1. Root Cause & Vulnerability Class

This is a missing server-side input validation vulnerability in the Login::register() method. The plugin performs conditional logic that only sets groups and access fields to configured defaults if they are absent from user-supplied POST data. If an attacker includes these fields in the registration request, the defaults are bypassed entirely. The only defensive layer is an admin-level configuration allowlist (fields), which is a policy control, not a hardcoded security boundary. No validation occurs to reject or sanitize attacker-controlled privilege-bearing metadata, resulting in unauthenticated privilege escalation to admin.super.
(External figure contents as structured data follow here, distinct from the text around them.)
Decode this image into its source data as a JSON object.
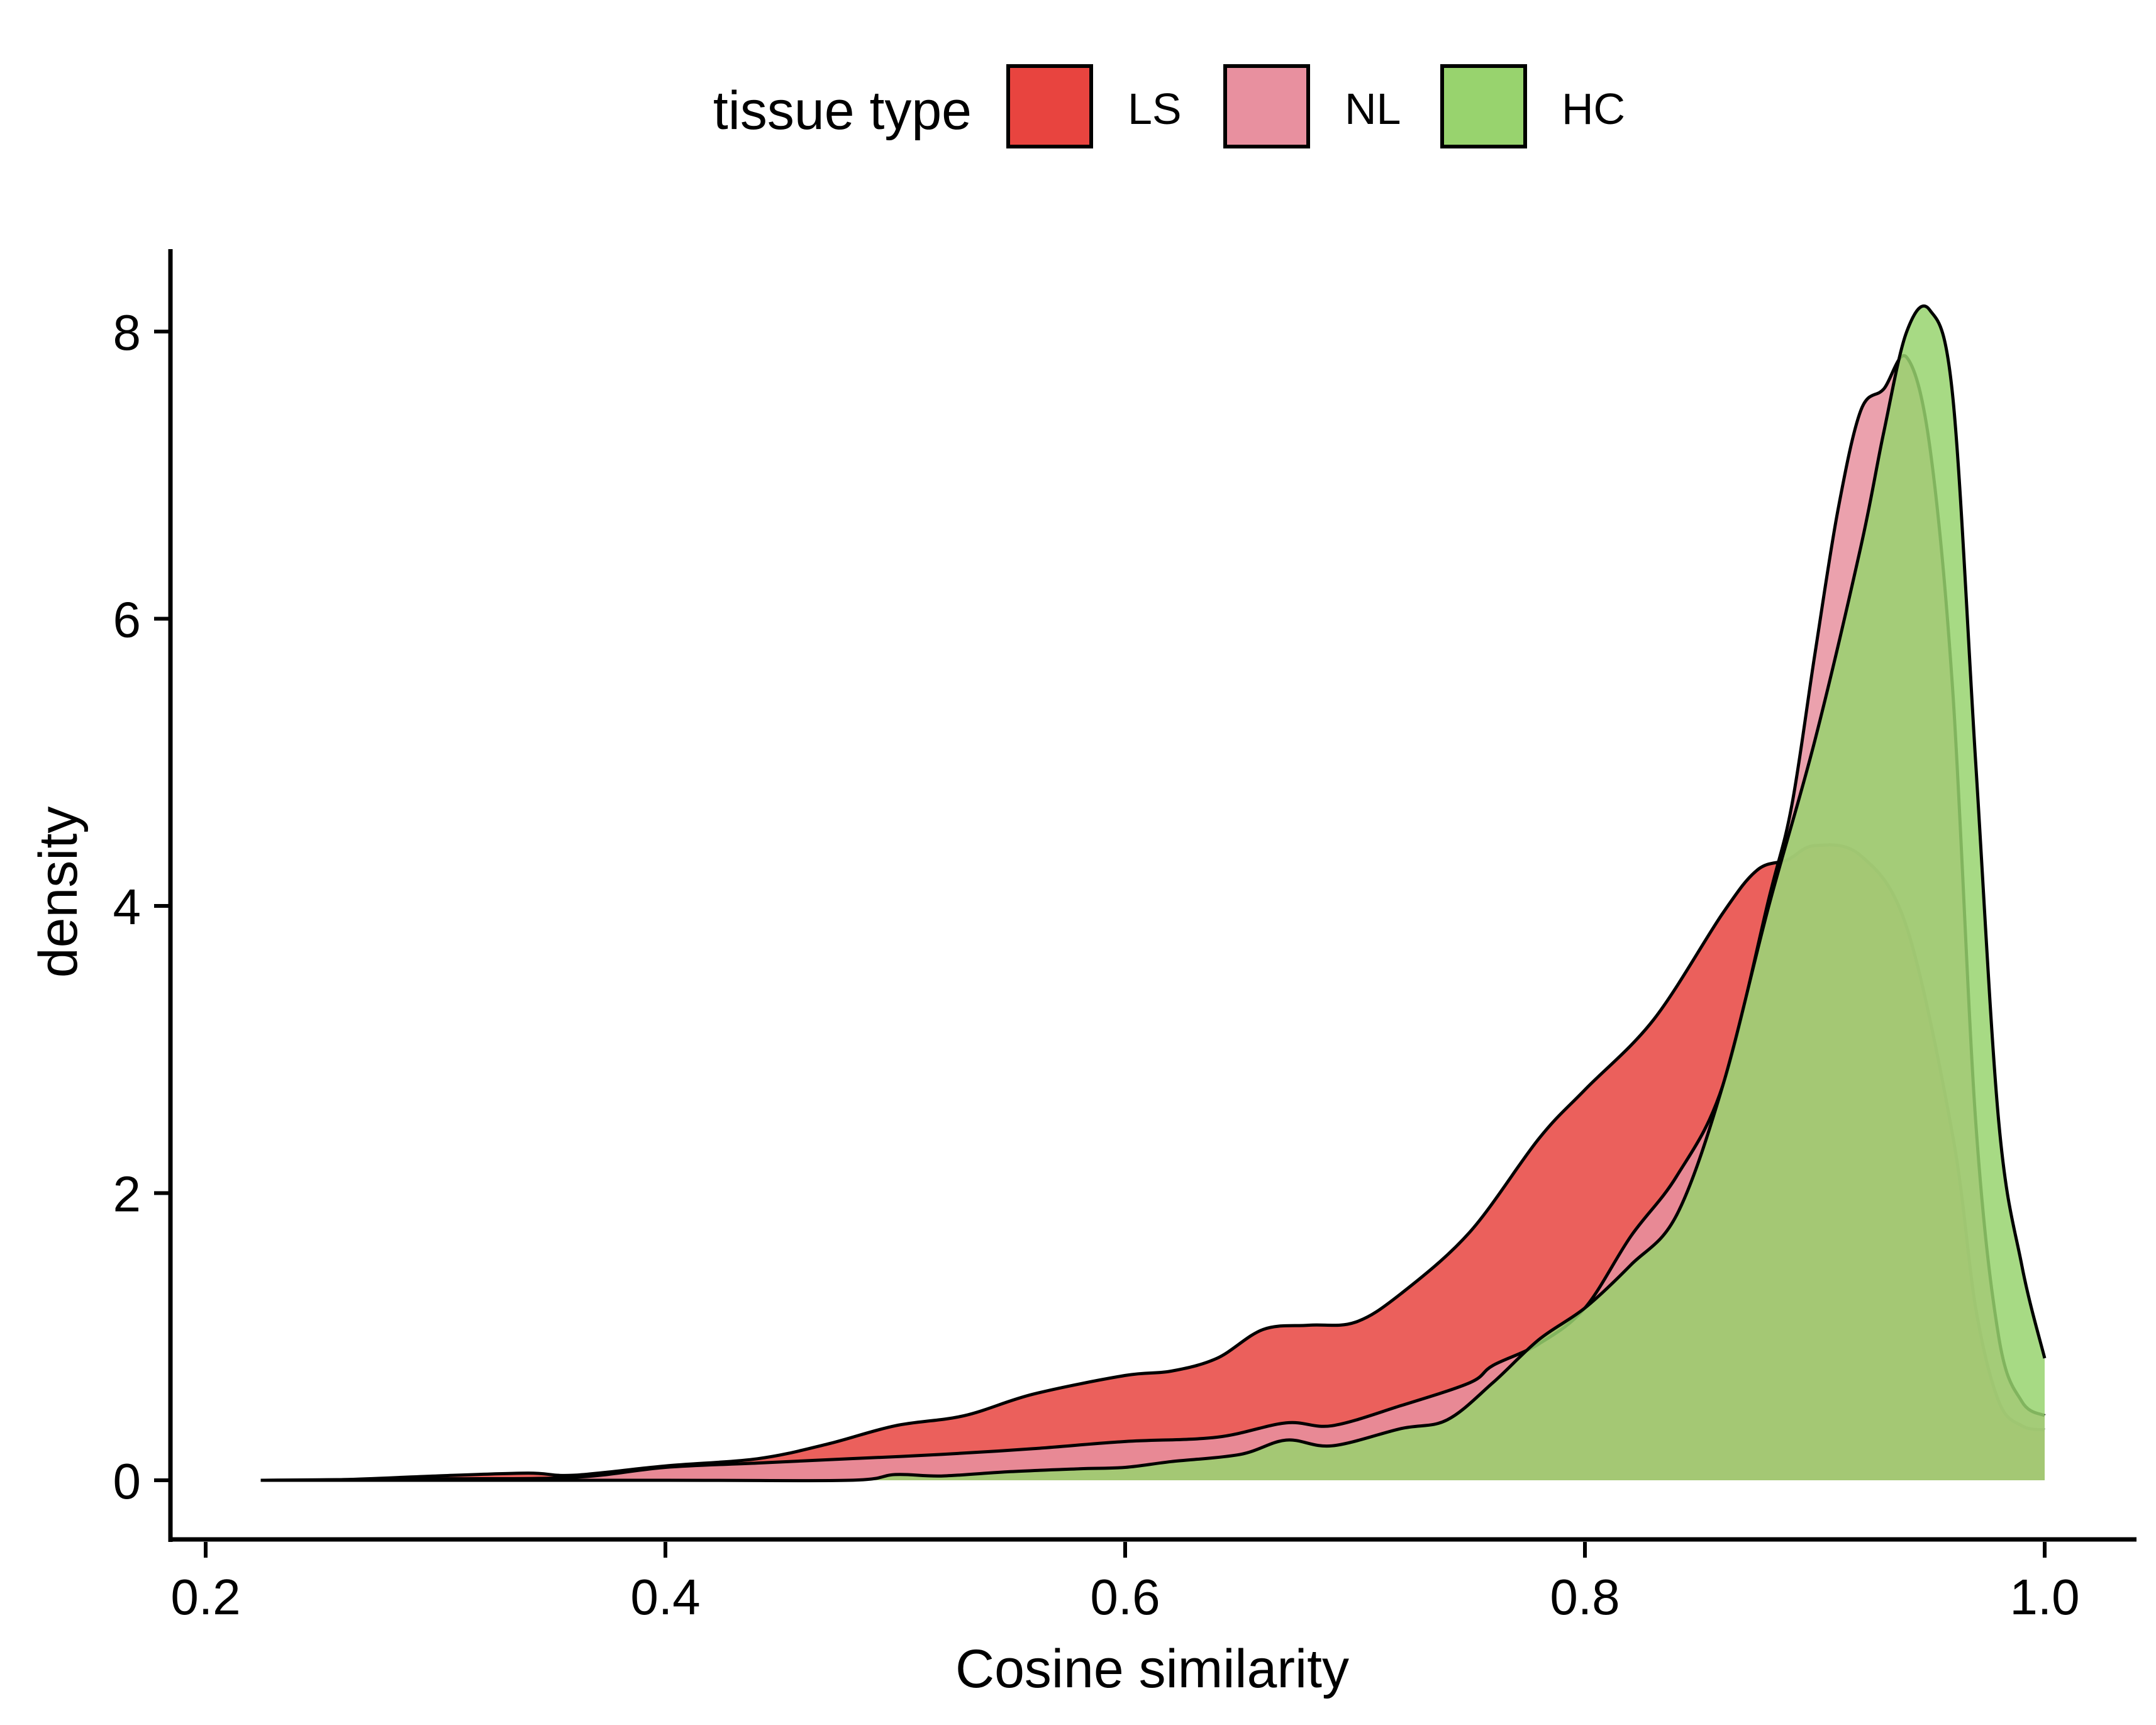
{
  "chart_data": {
    "type": "area",
    "xlabel": "Cosine similarity",
    "ylabel": "density",
    "xlim": [
      0.2,
      1.0
    ],
    "ylim": [
      0,
      8
    ],
    "x_ticks": [
      "0.2",
      "0.4",
      "0.6",
      "0.8",
      "1.0"
    ],
    "y_ticks": [
      "0",
      "2",
      "4",
      "6",
      "8"
    ],
    "grid": false,
    "legend": {
      "title": "tissue type",
      "placement": "top",
      "entries": [
        "LS",
        "NL",
        "HC"
      ]
    },
    "series": [
      {
        "name": "LS",
        "color": "#E8443F",
        "points": [
          [
            0.224,
            0
          ],
          [
            0.26,
            0.005
          ],
          [
            0.3,
            0.03
          ],
          [
            0.34,
            0.05
          ],
          [
            0.36,
            0.035
          ],
          [
            0.4,
            0.1
          ],
          [
            0.44,
            0.15
          ],
          [
            0.47,
            0.25
          ],
          [
            0.5,
            0.38
          ],
          [
            0.53,
            0.45
          ],
          [
            0.56,
            0.6
          ],
          [
            0.6,
            0.73
          ],
          [
            0.62,
            0.76
          ],
          [
            0.64,
            0.85
          ],
          [
            0.66,
            1.05
          ],
          [
            0.68,
            1.08
          ],
          [
            0.7,
            1.1
          ],
          [
            0.72,
            1.3
          ],
          [
            0.75,
            1.73
          ],
          [
            0.78,
            2.38
          ],
          [
            0.8,
            2.72
          ],
          [
            0.83,
            3.21
          ],
          [
            0.86,
            3.95
          ],
          [
            0.875,
            4.25
          ],
          [
            0.888,
            4.32
          ],
          [
            0.9,
            4.42
          ],
          [
            0.92,
            4.35
          ],
          [
            0.94,
            3.85
          ],
          [
            0.96,
            2.4
          ],
          [
            0.97,
            1.2
          ],
          [
            0.98,
            0.55
          ],
          [
            0.99,
            0.38
          ],
          [
            1.0,
            0.35
          ]
        ]
      },
      {
        "name": "NL",
        "color": "#E8909F",
        "points": [
          [
            0.224,
            0
          ],
          [
            0.3,
            0.01
          ],
          [
            0.36,
            0.02
          ],
          [
            0.4,
            0.09
          ],
          [
            0.44,
            0.12
          ],
          [
            0.48,
            0.15
          ],
          [
            0.52,
            0.18
          ],
          [
            0.56,
            0.22
          ],
          [
            0.6,
            0.27
          ],
          [
            0.64,
            0.3
          ],
          [
            0.67,
            0.4
          ],
          [
            0.69,
            0.38
          ],
          [
            0.72,
            0.52
          ],
          [
            0.75,
            0.68
          ],
          [
            0.76,
            0.8
          ],
          [
            0.78,
            0.95
          ],
          [
            0.8,
            1.2
          ],
          [
            0.82,
            1.7
          ],
          [
            0.84,
            2.12
          ],
          [
            0.86,
            2.75
          ],
          [
            0.88,
            4.05
          ],
          [
            0.89,
            4.7
          ],
          [
            0.9,
            5.75
          ],
          [
            0.91,
            6.75
          ],
          [
            0.92,
            7.45
          ],
          [
            0.93,
            7.6
          ],
          [
            0.94,
            7.82
          ],
          [
            0.95,
            7.2
          ],
          [
            0.96,
            5.5
          ],
          [
            0.97,
            2.5
          ],
          [
            0.98,
            1.0
          ],
          [
            0.99,
            0.55
          ],
          [
            1.0,
            0.45
          ]
        ]
      },
      {
        "name": "HC",
        "color": "#98D36E",
        "points": [
          [
            0.224,
            0
          ],
          [
            0.4,
            0
          ],
          [
            0.48,
            0
          ],
          [
            0.5,
            0.04
          ],
          [
            0.52,
            0.03
          ],
          [
            0.55,
            0.06
          ],
          [
            0.58,
            0.08
          ],
          [
            0.6,
            0.09
          ],
          [
            0.62,
            0.13
          ],
          [
            0.65,
            0.18
          ],
          [
            0.67,
            0.28
          ],
          [
            0.69,
            0.24
          ],
          [
            0.72,
            0.36
          ],
          [
            0.74,
            0.42
          ],
          [
            0.76,
            0.68
          ],
          [
            0.78,
            0.98
          ],
          [
            0.8,
            1.2
          ],
          [
            0.82,
            1.5
          ],
          [
            0.84,
            1.85
          ],
          [
            0.86,
            2.75
          ],
          [
            0.88,
            4.0
          ],
          [
            0.9,
            5.15
          ],
          [
            0.92,
            6.5
          ],
          [
            0.93,
            7.3
          ],
          [
            0.94,
            8.0
          ],
          [
            0.95,
            8.15
          ],
          [
            0.96,
            7.55
          ],
          [
            0.97,
            5.0
          ],
          [
            0.98,
            2.5
          ],
          [
            0.99,
            1.5
          ],
          [
            1.0,
            0.85
          ]
        ]
      }
    ]
  }
}
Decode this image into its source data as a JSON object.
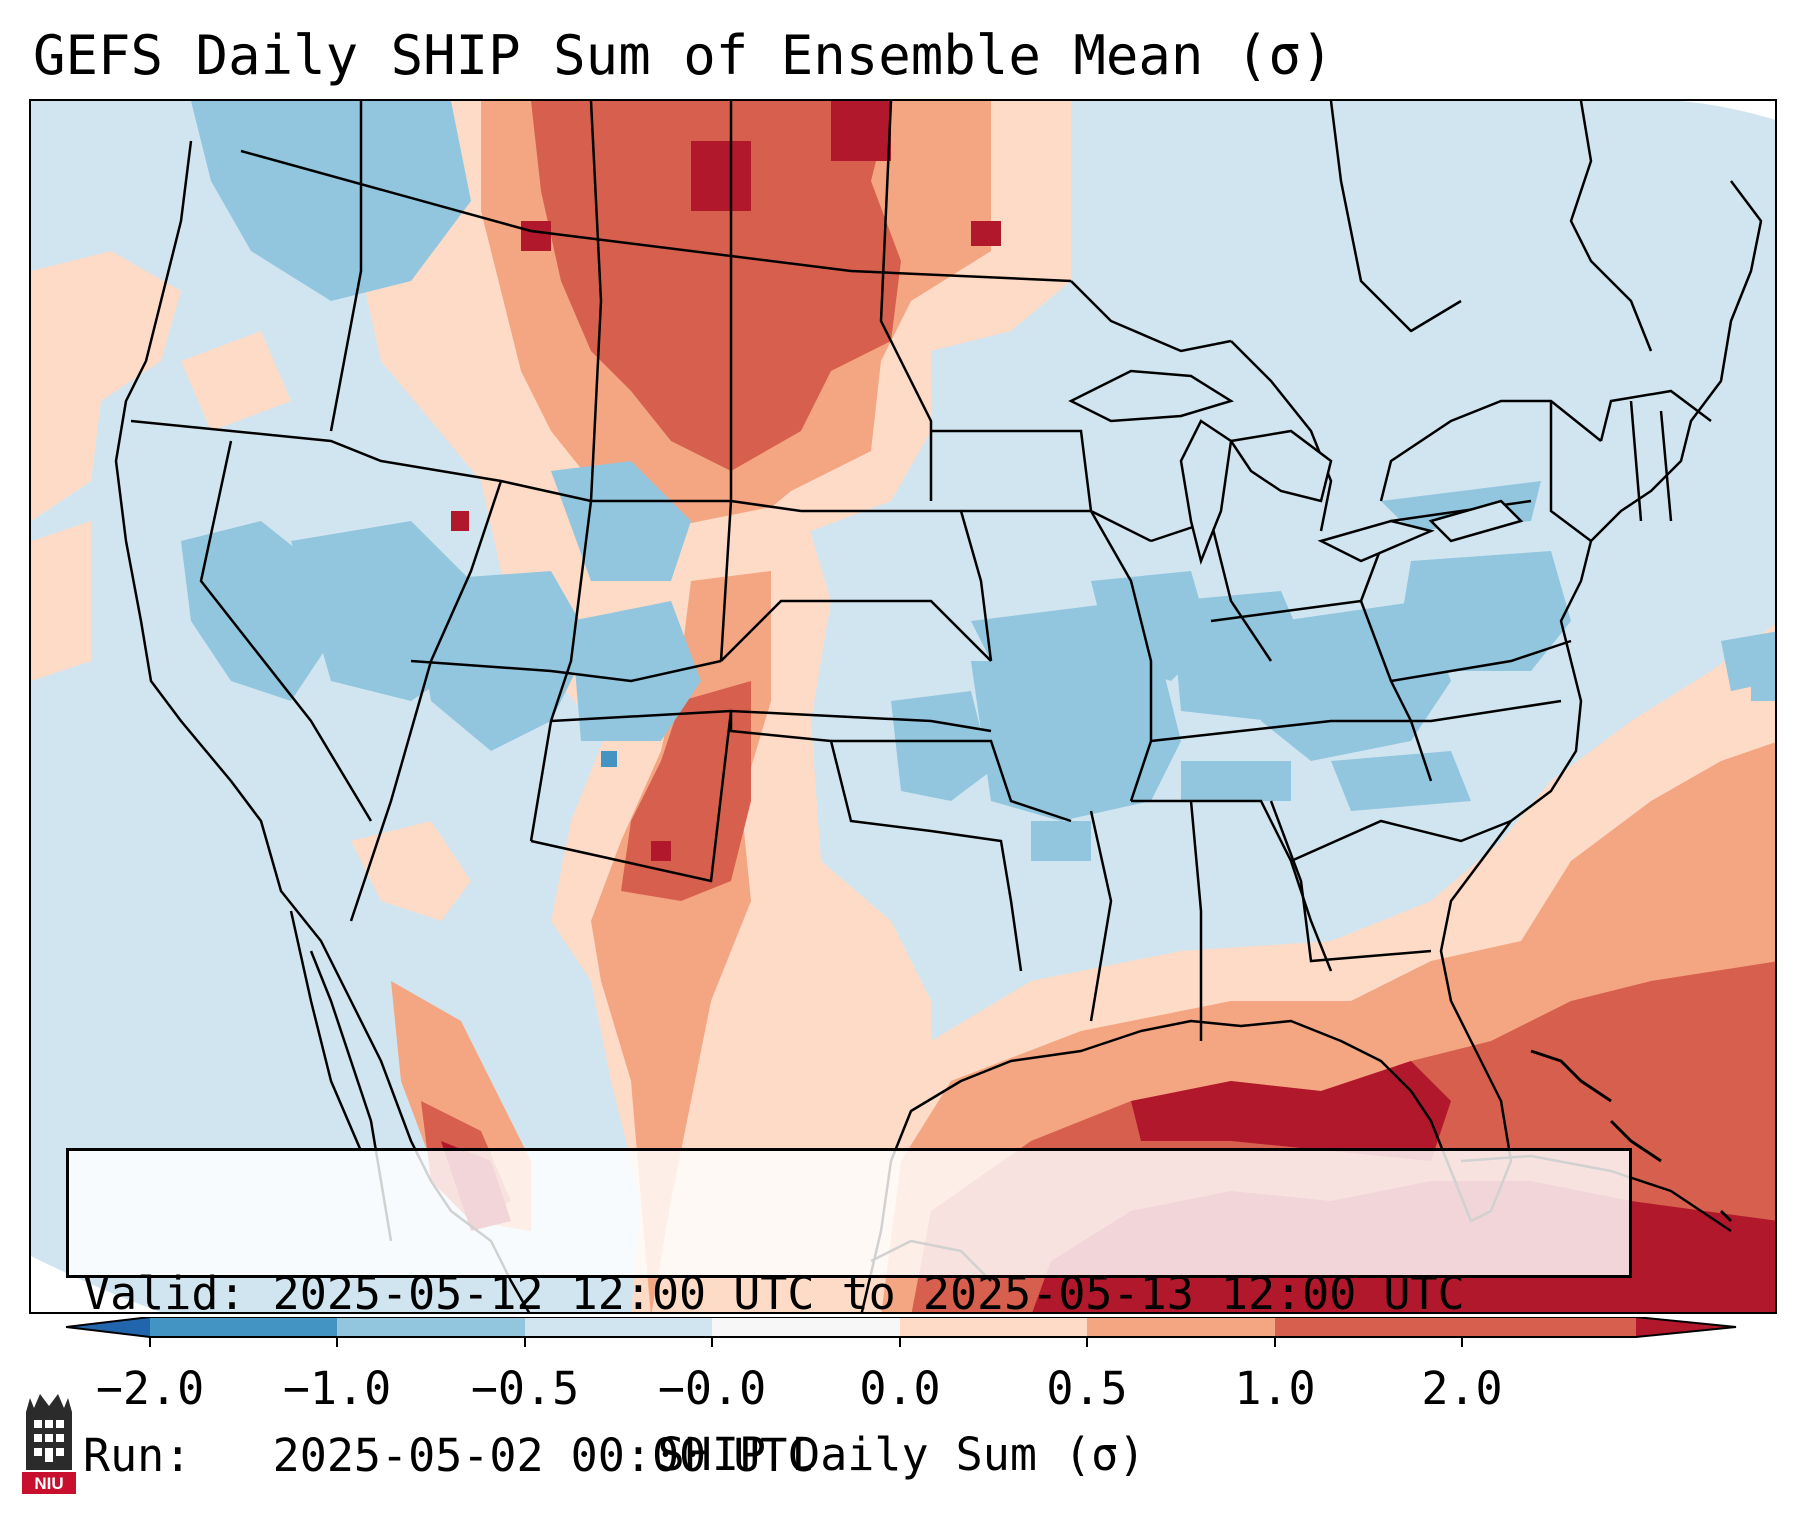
{
  "title": "GEFS Daily SHIP Sum of Ensemble Mean (σ)",
  "info": {
    "valid_line": "Valid: 2025-05-12 12:00 UTC to 2025-05-13 12:00 UTC",
    "run_line": "Run:   2025-05-02 00:00 UTC"
  },
  "colorbar": {
    "label": "SHIP Daily Sum (σ)",
    "tick_labels": [
      "−2.0",
      "−1.0",
      "−0.5",
      "−0.0",
      "0.0",
      "0.5",
      "1.0",
      "2.0"
    ],
    "bins": [
      {
        "range": "< -2.0",
        "color": "#2166ac"
      },
      {
        "range": "-2.0 to -1.0",
        "color": "#4393c3"
      },
      {
        "range": "-1.0 to -0.5",
        "color": "#92c5de"
      },
      {
        "range": "-0.5 to -0.0",
        "color": "#d1e5f0"
      },
      {
        "range": "-0.0 to 0.0",
        "color": "#f7f7f7"
      },
      {
        "range": "0.0 to 0.5",
        "color": "#fddbc7"
      },
      {
        "range": "0.5 to 1.0",
        "color": "#f4a582"
      },
      {
        "range": "1.0 to 2.0",
        "color": "#d6604d"
      },
      {
        "range": "> 2.0",
        "color": "#b2182b"
      }
    ]
  },
  "map": {
    "region": "Contiguous United States",
    "regions_depicted": [
      {
        "area": "Montana / Wyoming / western Dakotas",
        "level": "0.5 to 2.0"
      },
      {
        "area": "Eastern Colorado / New Mexico / western Texas",
        "level": "0.5 to 2.0"
      },
      {
        "area": "Gulf of Mexico",
        "level": "1.0 to 2.0+"
      },
      {
        "area": "Western Atlantic / Caribbean",
        "level": "1.0 to 2.0+"
      },
      {
        "area": "Central and Eastern US (Missouri, Ohio Valley, Virginia)",
        "level": "-1.0 to -0.5"
      },
      {
        "area": "Great Basin / Utah / western Colorado",
        "level": "-1.0 to -0.5"
      }
    ]
  },
  "logo": {
    "text": "NIU",
    "color": "#c8102e"
  }
}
2. PoC Significance for Defenders

This PoC disclosure demonstrates a complete authentication context bypass: an unauthenticated user can register a new account and immediately assume administrative role without requiring email verification, admin approval, or privilege grant workflows. The vulnerability is highly reliable if registration is enabled and groups or access are in the allowed fields list. The precondition (registration enabled + specific config) is common in development/staging environments and non-hardened deployments. The PoC confirms that the plugin trusts client-supplied user metadata wholesale, a fundamental architectural flaw.

3. Detection Guidance

Log Indicators:

  • Registration requests containing groups[] or access[] parameters with values like admin, super, or admin.super
  • User creation events where groups field is set to privileged roles immediately after registration
  • POST requests to /login.html or registration endpoint with unexpected metadata fields in payload

Signatures & Monitoring:

  • Monitor for HTTP POST bodies in registration forms containing groups, access, or roles parameters
  • Alert on newly registered users with admin.super or equivalent privileges without manual grant
  • Track Grav user database (accounts/) for accounts created via registration with non-default group assignments
  • YARA: Search plugin source for patterns like isset($data['groups']) without subsequent validation logic

4. Mitigation Steps (Defense Recommendations)

Immediate Actions:

  • Disable registration in production if not required: set plugins.login.user_registration.enabled: false in Grav configuration
  • Remove sensitive fields from allowed registration fields: ensure groups and access are NOT in plugins.login.user_registration.fields configuration
  • Apply patches: upgrade to Grav Login plugin version > 3.8.0 when available (implement hardcoded validation that rejects/ignores attacker-supplied privilege fields)

Hardening:

  • Implement server-side whitelist validation that explicitly rejects groups and access fields during registration, regardless of config
  • Force user creation to use only configured defaults for metadata, disallowing override from POST data
  • Add email verification before account activation as an additional friction layer
  • Implement admin approval workflow for registration or require manual privilege grants
  • Audit existing user accounts created via registration; flag any with unexpected privilege levels

5. Risk Assessment

Likelihood: High in development and minimally-hardened deployments. Moderate in production environments where registration is enabled but misconfigured. Threat Actor Interest: Significant—this provides direct path to account takeover (create admin account → full CMS control). Exploit is trivial requiring only HTTP client and knowledge of registration endpoint; no advanced exploitation techniques needed. In-The-Wild Exploitation: Probable; vulnerability likely discovered during security assessment phases. Mitigation Complexity: Low—configuration change or plugin update resolves issue.